Metatartaric acid and KPA do not change wine filterability. Once they are homogenously distributed, wine can immediately be bottled.
On the contrary, mannoproteins and CMC can decrease wine filterability. CMC effect depends in its degree of polymerization (DP): the higher the DP, the greater the clogging effect. With high DP CMC, waiting 3-4 days between the addition and final microfiltration helps to bring the filterability index back to acceptable values. Mannoproteins can have very different average molecular weights depending on the method used for their production.
Consequently, they can have a different impact on wine filterability. Information provided by suppliers are helpful to understand how to manage filtration.
Testing wine calcium tartrate stability
The main problem with calcium tartrate (CaT) is understanding if wine can form precipitate.
Stability tests used to verify KHT stability (cold test and minicontact test) do not confirm if wine is calcium unstable. The reason is that cold temperatures have little effect on the rate of CaT precipitation and the tests are not long enough. In fact, wine calcium content is very low compared to potassium and this is one of the reasons why the spontaneous formation of nuclei of crystallization can take very long, even years, making CaT precipitation unpredictable.
Wine calcium content is the most used parameter to classify a wine stable or unstable. For red wines, 60 mg/L is considered the safe maximum limit, for white wine the limit is 80 mg/L.
A more reliable test consists of seeding a sample of wine with micronized calcium tartrate and measuring the quantity of calcium precipitated after 2 days storage at a cold temperature. Calcium precipitation above 25 mg/L indicates a high risk of CaT instability.
Calcium tartrate stabilization
The only colloid that has a significant effect for CaT stabilization is metatartaric acid. Unfortunately, since it hydrolyzes quickly, its effectiveness is short and can only be used for wine with a very rapid rotation.

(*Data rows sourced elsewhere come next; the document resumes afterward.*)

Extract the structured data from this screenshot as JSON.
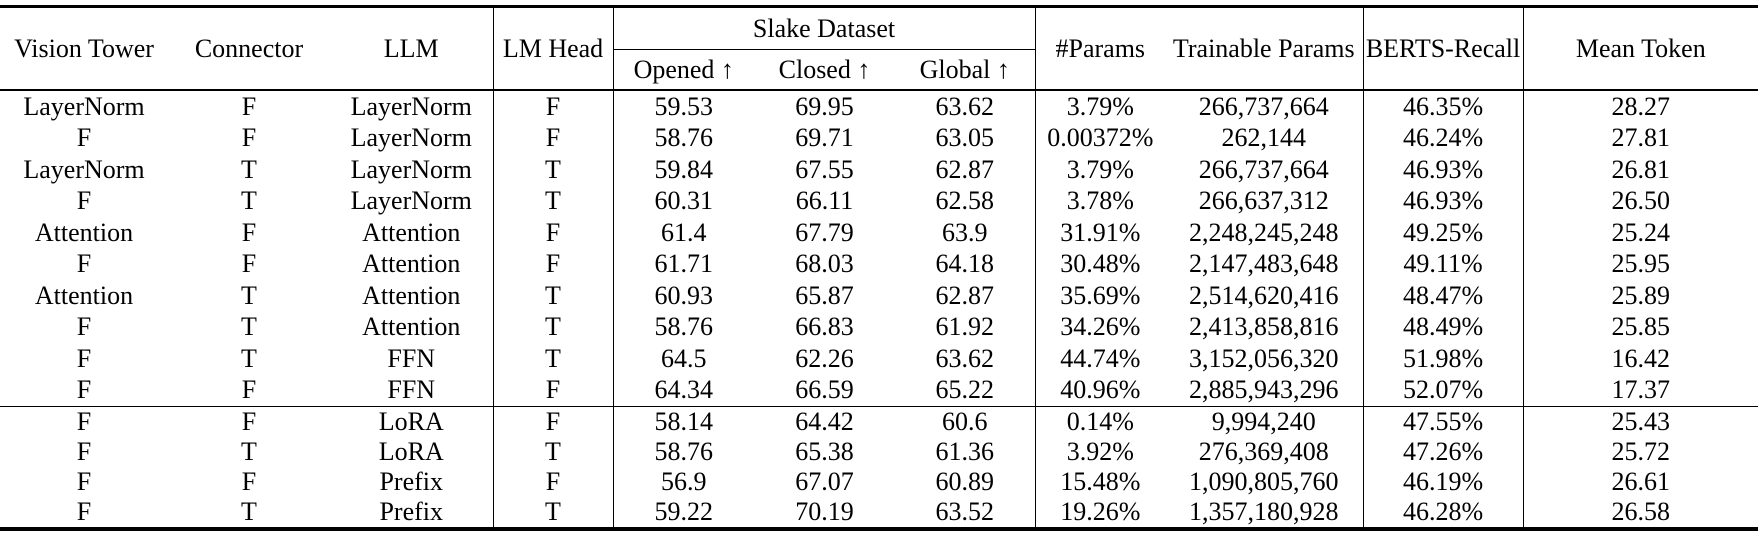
{
  "table": {
    "header": {
      "vision_tower": "Vision Tower",
      "connector": "Connector",
      "llm": "LLM",
      "lm_head": "LM Head",
      "slake_group": "Slake Dataset",
      "opened": "Opened ↑",
      "closed": "Closed ↑",
      "global": "Global ↑",
      "params": "#Params",
      "trainable_params": "Trainable Params",
      "berts_recall": "BERTS-Recall",
      "mean_token": "Mean Token"
    },
    "column_keys": [
      "vision_tower",
      "connector",
      "llm",
      "lm_head",
      "opened",
      "closed",
      "global",
      "params",
      "trainable_params",
      "berts_recall",
      "mean_token"
    ],
    "groups": [
      {
        "rows": [
          {
            "vision_tower": "LayerNorm",
            "connector": "F",
            "llm": "LayerNorm",
            "lm_head": "F",
            "opened": "59.53",
            "closed": "69.95",
            "global": "63.62",
            "params": "3.79%",
            "trainable_params": "266,737,664",
            "berts_recall": "46.35%",
            "mean_token": "28.27",
            "bold": [
              "closed",
              "mean_token"
            ]
          },
          {
            "vision_tower": "F",
            "connector": "F",
            "llm": "LayerNorm",
            "lm_head": "F",
            "opened": "58.76",
            "closed": "69.71",
            "global": "63.05",
            "params": "0.00372%",
            "trainable_params": "262,144",
            "berts_recall": "46.24%",
            "mean_token": "27.81",
            "bold": [
              "trainable_params"
            ]
          },
          {
            "vision_tower": "LayerNorm",
            "connector": "T",
            "llm": "LayerNorm",
            "lm_head": "T",
            "opened": "59.84",
            "closed": "67.55",
            "global": "62.87",
            "params": "3.79%",
            "trainable_params": "266,737,664",
            "berts_recall": "46.93%",
            "mean_token": "26.81",
            "bold": []
          },
          {
            "vision_tower": "F",
            "connector": "T",
            "llm": "LayerNorm",
            "lm_head": "T",
            "opened": "60.31",
            "closed": "66.11",
            "global": "62.58",
            "params": "3.78%",
            "trainable_params": "266,637,312",
            "berts_recall": "46.93%",
            "mean_token": "26.50",
            "bold": []
          },
          {
            "vision_tower": "Attention",
            "connector": "F",
            "llm": "Attention",
            "lm_head": "F",
            "opened": "61.4",
            "closed": "67.79",
            "global": "63.9",
            "params": "31.91%",
            "trainable_params": "2,248,245,248",
            "berts_recall": "49.25%",
            "mean_token": "25.24",
            "bold": []
          },
          {
            "vision_tower": "F",
            "connector": "F",
            "llm": "Attention",
            "lm_head": "F",
            "opened": "61.71",
            "closed": "68.03",
            "global": "64.18",
            "params": "30.48%",
            "trainable_params": "2,147,483,648",
            "berts_recall": "49.11%",
            "mean_token": "25.95",
            "bold": [
              "opened"
            ]
          },
          {
            "vision_tower": "Attention",
            "connector": "T",
            "llm": "Attention",
            "lm_head": "T",
            "opened": "60.93",
            "closed": "65.87",
            "global": "62.87",
            "params": "35.69%",
            "trainable_params": "2,514,620,416",
            "berts_recall": "48.47%",
            "mean_token": "25.89",
            "bold": []
          },
          {
            "vision_tower": "F",
            "connector": "T",
            "llm": "Attention",
            "lm_head": "T",
            "opened": "58.76",
            "closed": "66.83",
            "global": "61.92",
            "params": "34.26%",
            "trainable_params": "2,413,858,816",
            "berts_recall": "48.49%",
            "mean_token": "25.85",
            "bold": []
          },
          {
            "vision_tower": "F",
            "connector": "T",
            "llm": "FFN",
            "lm_head": "T",
            "opened": "64.5",
            "closed": "62.26",
            "global": "63.62",
            "params": "44.74%",
            "trainable_params": "3,152,056,320",
            "berts_recall": "51.98%",
            "mean_token": "16.42",
            "bold": []
          },
          {
            "vision_tower": "F",
            "connector": "F",
            "llm": "FFN",
            "lm_head": "F",
            "opened": "64.34",
            "closed": "66.59",
            "global": "65.22",
            "params": "40.96%",
            "trainable_params": "2,885,943,296",
            "berts_recall": "52.07%",
            "mean_token": "17.37",
            "bold": [
              "opened",
              "global"
            ]
          }
        ]
      },
      {
        "rows": [
          {
            "vision_tower": "F",
            "connector": "F",
            "llm": "LoRA",
            "lm_head": "F",
            "opened": "58.14",
            "closed": "64.42",
            "global": "60.6",
            "params": "0.14%",
            "trainable_params": "9,994,240",
            "berts_recall": "47.55%",
            "mean_token": "25.43",
            "bold": []
          },
          {
            "vision_tower": "F",
            "connector": "T",
            "llm": "LoRA",
            "lm_head": "T",
            "opened": "58.76",
            "closed": "65.38",
            "global": "61.36",
            "params": "3.92%",
            "trainable_params": "276,369,408",
            "berts_recall": "47.26%",
            "mean_token": "25.72",
            "bold": []
          },
          {
            "vision_tower": "F",
            "connector": "F",
            "llm": "Prefix",
            "lm_head": "F",
            "opened": "56.9",
            "closed": "67.07",
            "global": "60.89",
            "params": "15.48%",
            "trainable_params": "1,090,805,760",
            "berts_recall": "46.19%",
            "mean_token": "26.61",
            "bold": []
          },
          {
            "vision_tower": "F",
            "connector": "T",
            "llm": "Prefix",
            "lm_head": "T",
            "opened": "59.22",
            "closed": "70.19",
            "global": "63.52",
            "params": "19.26%",
            "trainable_params": "1,357,180,928",
            "berts_recall": "46.28%",
            "mean_token": "26.58",
            "bold": [
              "closed"
            ]
          }
        ]
      }
    ]
  }
}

Alternatively, techniques based on calcium or CaT removal provide a more reliable and long-lasting stability (table 2).
This can be achieved by using physical treatments or chemicals.
Electrodialysis is the most effective among the physical treatments, but this technology is not broadly available to everyone and, by removing tartaric acid and potassium, it has an impact on wine sensory qualities and ageing potential.
Cation exchange resins help reduce calcium content, but their effectiveness on CaT stability is mainly due to their action of lowering wine pH. Unfortunately, the lowering of pH is not always organoleptically pleasing.
Cold stability is not a reliable technique. Low temperatures do not significantly increase or accelerate CaT precipitation and the usual 7-14 days cooling treatment can be too short.
Calcium tartrate and D,L-tartaric acid are the only chemicals permitted by the OIV for CaT stabilization.
D,L-tartaric acid effectiveness is supposed to depend on its capability to form a calcium salt that is much more insoluble than the one formed by the L-tartaric acid naturally present in wine. In reality, this characteristic is not enough to make D,L-tartaric acid a reliable stabilizer. The formation of nuclei starting the crystallization process takes a long time and, because of the high insolubility of calcium D,L-tartrate, its application can easily cause abundant precipitation over time. Furthermore, D-tartaric acid is NOT generally recognized as safe, and neither is the racemic D,L mixture, because it can form kidney stones.
Calcium tartrate, and specifically micronized calcium tartrate, is used for seeding nuclei of crystallization. In this way, it is unnecessary to wait for the spontaneous and unpredictable formation of nuclei, while at the same time promoting a rapid formation and precipitation of crystals. Because of the insolubility of calcium tartrate, treatment can be done at cellar temperature, (10-15°C), avoiding cooling. Crystal precipitation takes approximately 7-10 days and guarantees wine stability without impacting wine sensory.
Since CaT precipitation induces KHT precipitation and not the other way around, it is more convenient to start stabilizing calcium first then potassium (picture 2).